Maybe another reason is that the military also play wargames. They no doubt play video games and watch films, but wargames are actively played by officers to develop and test strategies and tactics and to predict trends. So there is a real military connection at least but they’re not playing Bolt Action, Chain of Command or Warhammer 40k for that matter. There’s an obvious difference between the exploitation of real people by bankers and a game of Monopoly at Christmas., wargames are no different. Regardless of all that we might think, and whatever reality we imbue our little plastic men with we have to acknowledge that there is obviously no connection with real life war. The weapon ranges aren’t even remotely accurate.
So don’t feel guilty.
Wargaming as a hobby has a profoundly positive impact on my own mental health, and I’m sure that’s true for many. When the world has looked scary it has been a great distraction. It has been a lifeline through a global pandemic.
Wargaming is historical preservation. It helps us to honour and empathise with the men and women that fought and died. It reminds us of the lessons of the past and prevents us from repeating them but wargaming teaches us more than just history, it also teaches strategy, tactics, problem solving, art, model building, engineering, geography, politics, economics, philosophy, mythology and theology. As a learning tool wargaming is huge.

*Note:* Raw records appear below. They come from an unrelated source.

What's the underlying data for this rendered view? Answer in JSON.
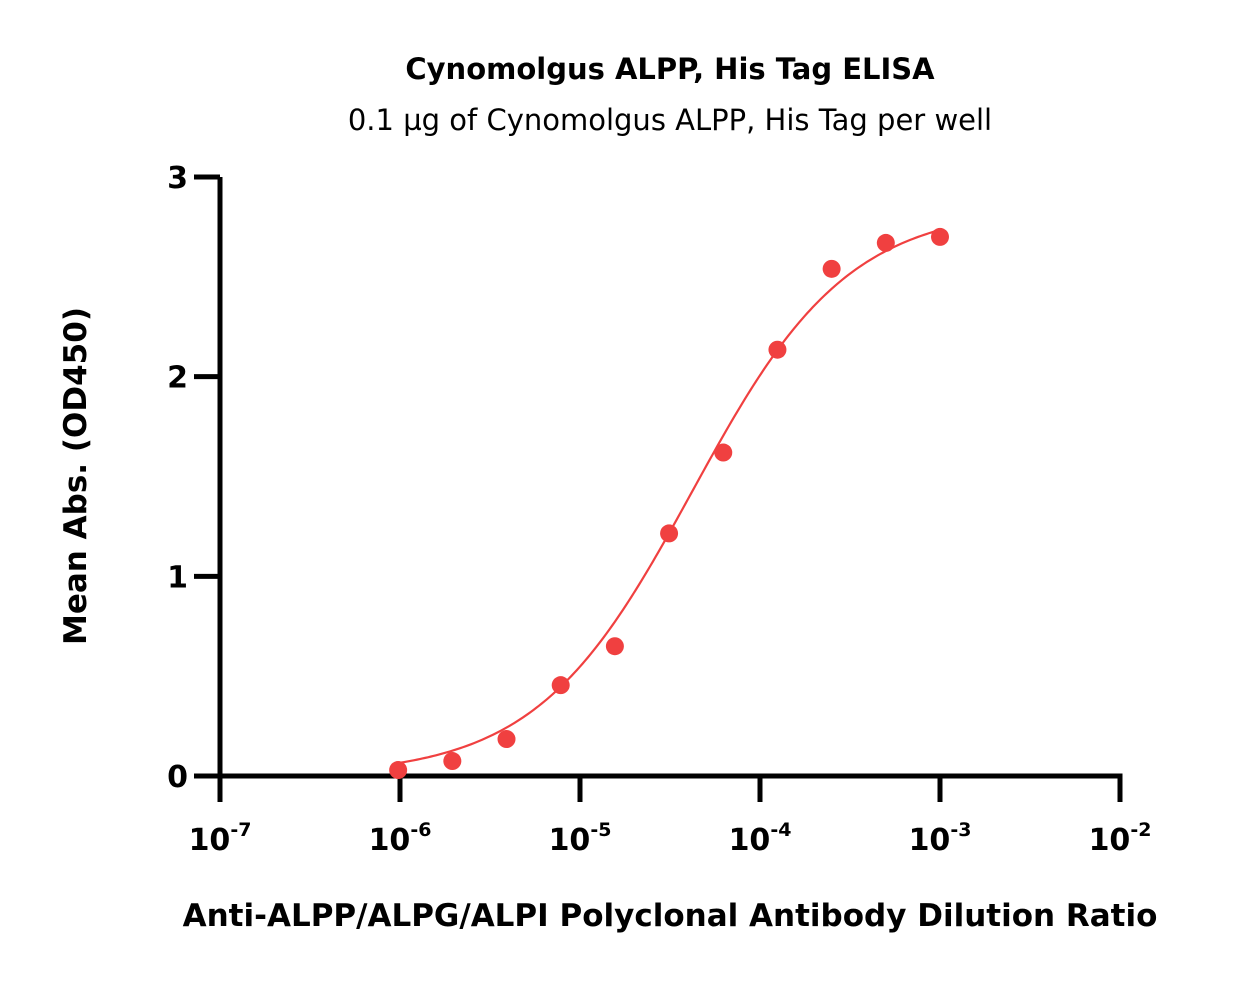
{
  "chart_data": {
    "type": "scatter",
    "title": "Cynomolgus ALPP, His Tag ELISA",
    "subtitle": "0.1 µg of Cynomolgus ALPP, His Tag per well",
    "xlabel": "Anti-ALPP/ALPG/ALPI Polyclonal Antibody Dilution Ratio",
    "ylabel": "Mean Abs. (OD450)",
    "x_scale": "log",
    "xlim": [
      1e-07,
      0.01
    ],
    "ylim": [
      0,
      3
    ],
    "x_ticks": [
      {
        "value": 1e-07,
        "base": "10",
        "exp": "-7"
      },
      {
        "value": 1e-06,
        "base": "10",
        "exp": "-6"
      },
      {
        "value": 1e-05,
        "base": "10",
        "exp": "-5"
      },
      {
        "value": 0.0001,
        "base": "10",
        "exp": "-4"
      },
      {
        "value": 0.001,
        "base": "10",
        "exp": "-3"
      },
      {
        "value": 0.01,
        "base": "10",
        "exp": "-2"
      }
    ],
    "y_ticks": [
      "0",
      "1",
      "2",
      "3"
    ],
    "grid": false,
    "colors": {
      "series": "#f04040",
      "axis": "#000000"
    },
    "series": [
      {
        "x": [
          9.766e-07,
          1.953e-06,
          3.906e-06,
          7.813e-06,
          1.5625e-05,
          3.125e-05,
          6.25e-05,
          0.000125,
          0.00025,
          0.0005,
          0.001
        ],
        "y": [
          0.03,
          0.075,
          0.185,
          0.455,
          0.65,
          1.215,
          1.62,
          2.135,
          2.54,
          2.67,
          2.7
        ]
      }
    ],
    "fit": {
      "model": "4PL",
      "bottom": 0.0,
      "top": 2.85,
      "ec50": 4.2e-05,
      "hill": 1.0
    }
  }
}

But for those still feeling uncomfortable (including myself), although I don’t believe we should, there are alternatives:
Non-Violent Wargames being promoted mainly by the Man of Tin consist of kids throwing snowballs or the various wide games played by the scouts. They present similar but also different and interesting tactical decisions to violent wargames. There’s a batch of snowballers on my painting desk right now, and I’m looking forwards to giving a little skirmish a go.
Fantasy or Sci-Fi games are often a go to for those put off by the historical hobby. My own interest in this area is because of the lack of research involved in getting up and running, but on the ethical side of things no-one bats an eye at war crimes committed against zombies, orcs or bugs from the planet Zog.
No matter your conclusions or feelings, keep calm and carry on wargaming.